Search code examples
pythonpandaslinear-regressionstatsmodels

Efficient expanding OLS in pandas


I would like to explore the solutions of performing expanding OLS in pandas (or other libraries that accept DataFrame/Series friendly) efficiently.

  1. Assumming the dataset is large, I am NOT interested in any solutions with a for-loop;
  2. I am looking for solutions about expanding rather than rolling. Rolling functions always require a fixed window while expanding uses a variable window (starting from beginning);
  3. Please do not suggest pandas.stats.ols.MovingOLS because it is deprecated;
  4. Please do not suggest other deprecated methods such as expanding_mean.

For example, there is a DataFrame df with two columns X and y. To make it simpler, let's just calculate beta. Currently, I am thinking about something like

import numpy as np
import pandas as pd
import statsmodels.api as sm

def my_OLS_func(df, y_name, X_name):
  y = df[y_name]
  X = df[X_name]
  X = sm.add_constant(X)
  b = np.linalg.pinv(X.T.dot(X)).dot(X.T).dot(y)
  return b

df = pd.DataFrame({'X':[1,2.5,3], 'y':[4,5,6.3]})
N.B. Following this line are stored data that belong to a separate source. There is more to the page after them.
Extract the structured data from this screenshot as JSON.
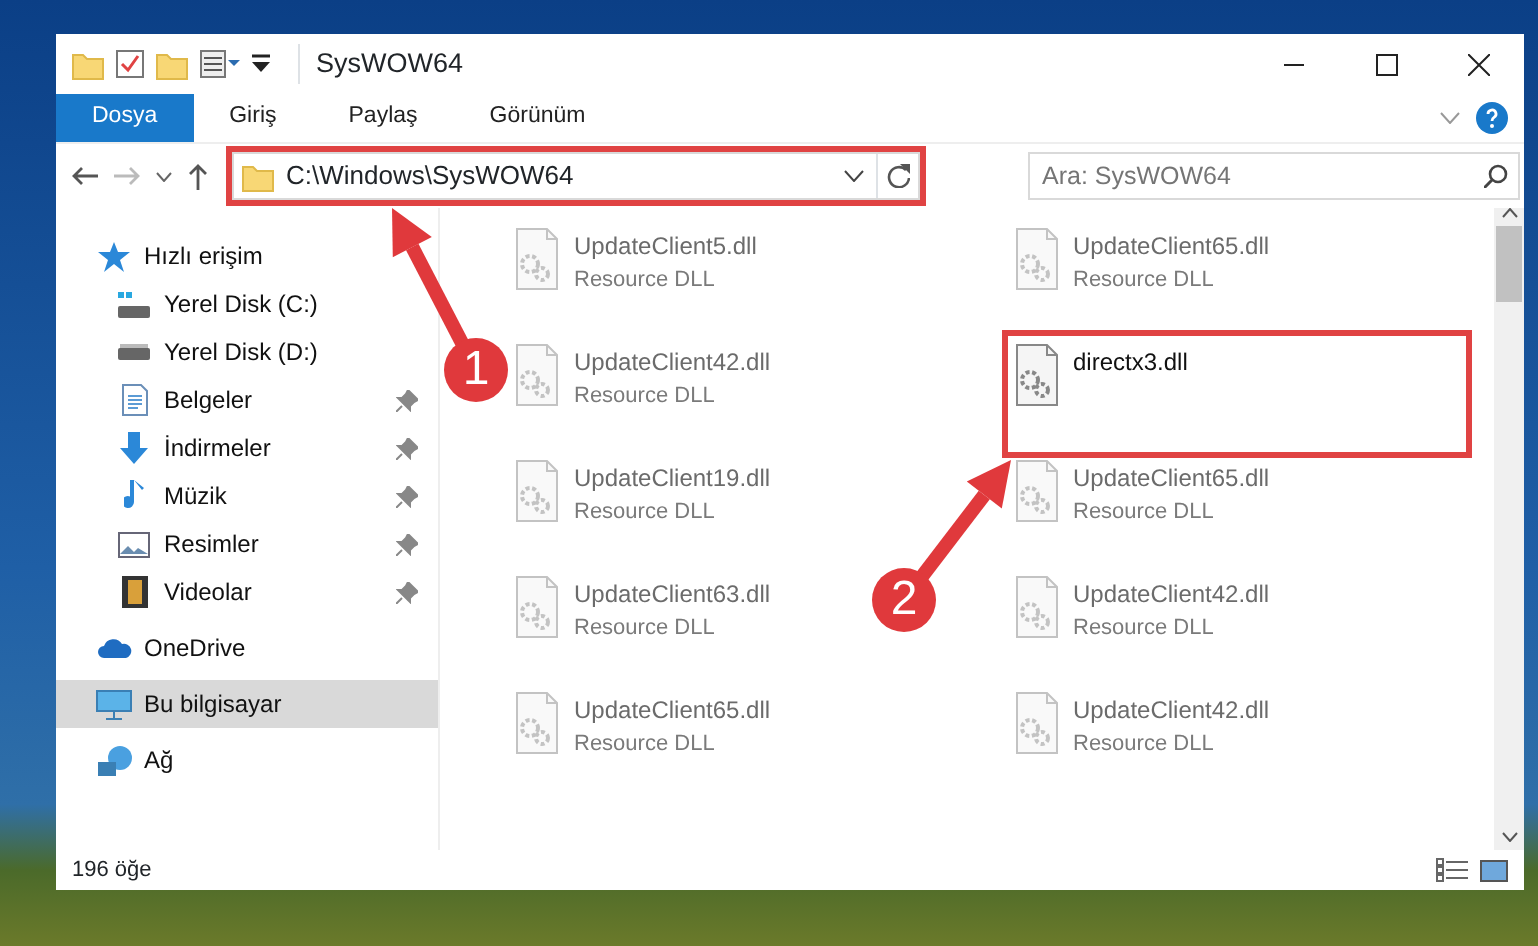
{
  "window": {
    "title": "SysWOW64"
  },
  "ribbon_tabs": [
    {
      "label": "Dosya",
      "selected": true
    },
    {
      "label": "Giriş",
      "selected": false
    },
    {
      "label": "Paylaş",
      "selected": false
    },
    {
      "label": "Görünüm",
      "selected": false
    }
  ],
  "address_bar": {
    "path": "C:\\Windows\\SysWOW64",
    "highlighted": true
  },
  "search": {
    "placeholder": "Ara: SysWOW64"
  },
  "sidebar": {
    "items": [
      {
        "label": "Hızlı erişim",
        "pinned": false,
        "selected": false,
        "children": [
          {
            "label": "Yerel Disk (C:)",
            "pinned": false,
            "selected": false
          },
          {
            "label": "Yerel Disk (D:)",
            "pinned": false,
            "selected": false
          },
          {
            "label": "Belgeler",
            "pinned": true,
            "selected": false
          },
          {
            "label": "İndirmeler",
            "pinned": true,
            "selected": false
          },
          {
            "label": "Müzik",
            "pinned": true,
            "selected": false
          },
          {
            "label": "Resimler",
            "pinned": true,
            "selected": false
          },
          {
            "label": "Videolar",
            "pinned": true,
            "selected": false
          }
        ]
      },
      {
        "label": "OneDrive",
        "pinned": false,
        "selected": false
      },
      {
        "label": "Bu bilgisayar",
        "pinned": false,
        "selected": true
      },
      {
        "label": "Ağ",
        "pinned": false,
        "selected": false
      }
    ]
  },
  "files": [
    {
      "name": "UpdateClient5.dll",
      "type": "Resource DLL",
      "dimmed": true,
      "highlighted": false
    },
    {
      "name": "UpdateClient65.dll",
      "type": "Resource DLL",
      "dimmed": true,
      "highlighted": false
    },
    {
      "name": "UpdateClient42.dll",
      "type": "Resource DLL",
      "dimmed": true,
      "highlighted": false
    },
    {
      "name": "directx3.dll",
      "dimmed": false,
      "highlighted": true
    },
    {
      "name": "UpdateClient19.dll",
      "type": "Resource DLL",
      "dimmed": true,
      "highlighted": false
    },
    {
      "name": "UpdateClient65.dll",
      "type": "Resource DLL",
      "dimmed": true,
      "highlighted": false
    },
    {
      "name": "UpdateClient63.dll",
      "type": "Resource DLL",
      "dimmed": true,
      "highlighted": false
    },
    {
      "name": "UpdateClient42.dll",
      "type": "Resource DLL",
      "dimmed": true,
      "highlighted": false
    },
    {
      "name": "UpdateClient65.dll",
      "type": "Resource DLL",
      "dimmed": true,
      "highlighted": false
    },
    {
      "name": "UpdateClient42.dll",
      "type": "Resource DLL",
      "dimmed": true,
      "highlighted": false
    }
  ],
  "status_bar": {
    "count": "196 öğe"
  },
  "annotations": [
    {
      "number": "1"
    },
    {
      "number": "2"
    }
  ]
}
df['beta'] = df.expanding().apply(my_OLS_func, args = ('y', 'X'))

Expected values of df['beta'] are 0 (or NaN), 0.66666667, and 1.038462.
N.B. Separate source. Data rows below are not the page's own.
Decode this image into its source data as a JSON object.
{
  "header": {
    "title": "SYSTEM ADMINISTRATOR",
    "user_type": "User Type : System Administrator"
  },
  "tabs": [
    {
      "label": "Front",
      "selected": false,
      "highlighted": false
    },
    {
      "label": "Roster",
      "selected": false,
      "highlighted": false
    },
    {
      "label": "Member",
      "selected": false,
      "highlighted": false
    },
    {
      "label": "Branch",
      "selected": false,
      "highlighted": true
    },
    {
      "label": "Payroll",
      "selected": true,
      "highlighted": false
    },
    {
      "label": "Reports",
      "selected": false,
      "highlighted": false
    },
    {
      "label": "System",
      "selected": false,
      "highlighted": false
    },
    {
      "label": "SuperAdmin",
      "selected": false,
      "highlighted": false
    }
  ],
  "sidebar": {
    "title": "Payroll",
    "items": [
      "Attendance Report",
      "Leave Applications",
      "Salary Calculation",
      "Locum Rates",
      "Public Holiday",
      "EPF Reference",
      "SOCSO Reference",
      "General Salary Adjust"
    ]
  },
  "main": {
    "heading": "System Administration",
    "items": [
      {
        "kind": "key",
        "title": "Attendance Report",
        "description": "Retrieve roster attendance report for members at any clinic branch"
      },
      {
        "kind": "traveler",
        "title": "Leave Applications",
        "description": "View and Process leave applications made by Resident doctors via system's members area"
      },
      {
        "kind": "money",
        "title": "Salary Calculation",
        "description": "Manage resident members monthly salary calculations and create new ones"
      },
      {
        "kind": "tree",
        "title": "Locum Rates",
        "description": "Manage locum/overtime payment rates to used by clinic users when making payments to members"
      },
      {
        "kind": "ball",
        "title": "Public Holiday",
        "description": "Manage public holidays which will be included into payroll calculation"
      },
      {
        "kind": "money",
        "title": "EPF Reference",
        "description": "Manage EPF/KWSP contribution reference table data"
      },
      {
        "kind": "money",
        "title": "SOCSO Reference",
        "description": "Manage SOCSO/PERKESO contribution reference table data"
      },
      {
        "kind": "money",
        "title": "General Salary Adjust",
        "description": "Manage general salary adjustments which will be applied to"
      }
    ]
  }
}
However, this method does not seem to work because the method seems very inflexible. I am not sure how one could pass the two Series as arguments. Any suggestions would be appreciated.


Solution

  • One option is to use the RecursiveLS (recursive least squares) model from Statsmodels:

    # Simulate some data
    rs = np.random.RandomState(seed=12345)
    
    nobs = 100000
    beta = [10., -0.2]
    sigma2 = 2.5
    
    exog = sm.add_constant(rs.uniform(size=nobs))
    eps = rs.normal(scale=sigma2**0.5, size=nobs)
    endog = np.dot(exog, beta) + eps
    
    # Construct and fit the recursive least squares model
    mod = sm.RecursiveLS(endog, exog)
    res = mod.fit()
    # This is a 2 x 100,000 numpy array with the regression coefficients
    # that would be estimated when using data from the beginning of the
    # sample to each point. You should usually ignore the first k=2
    # datapoints since they are controlled by a diffuse prior.
    res.recursive_coefficients.filtered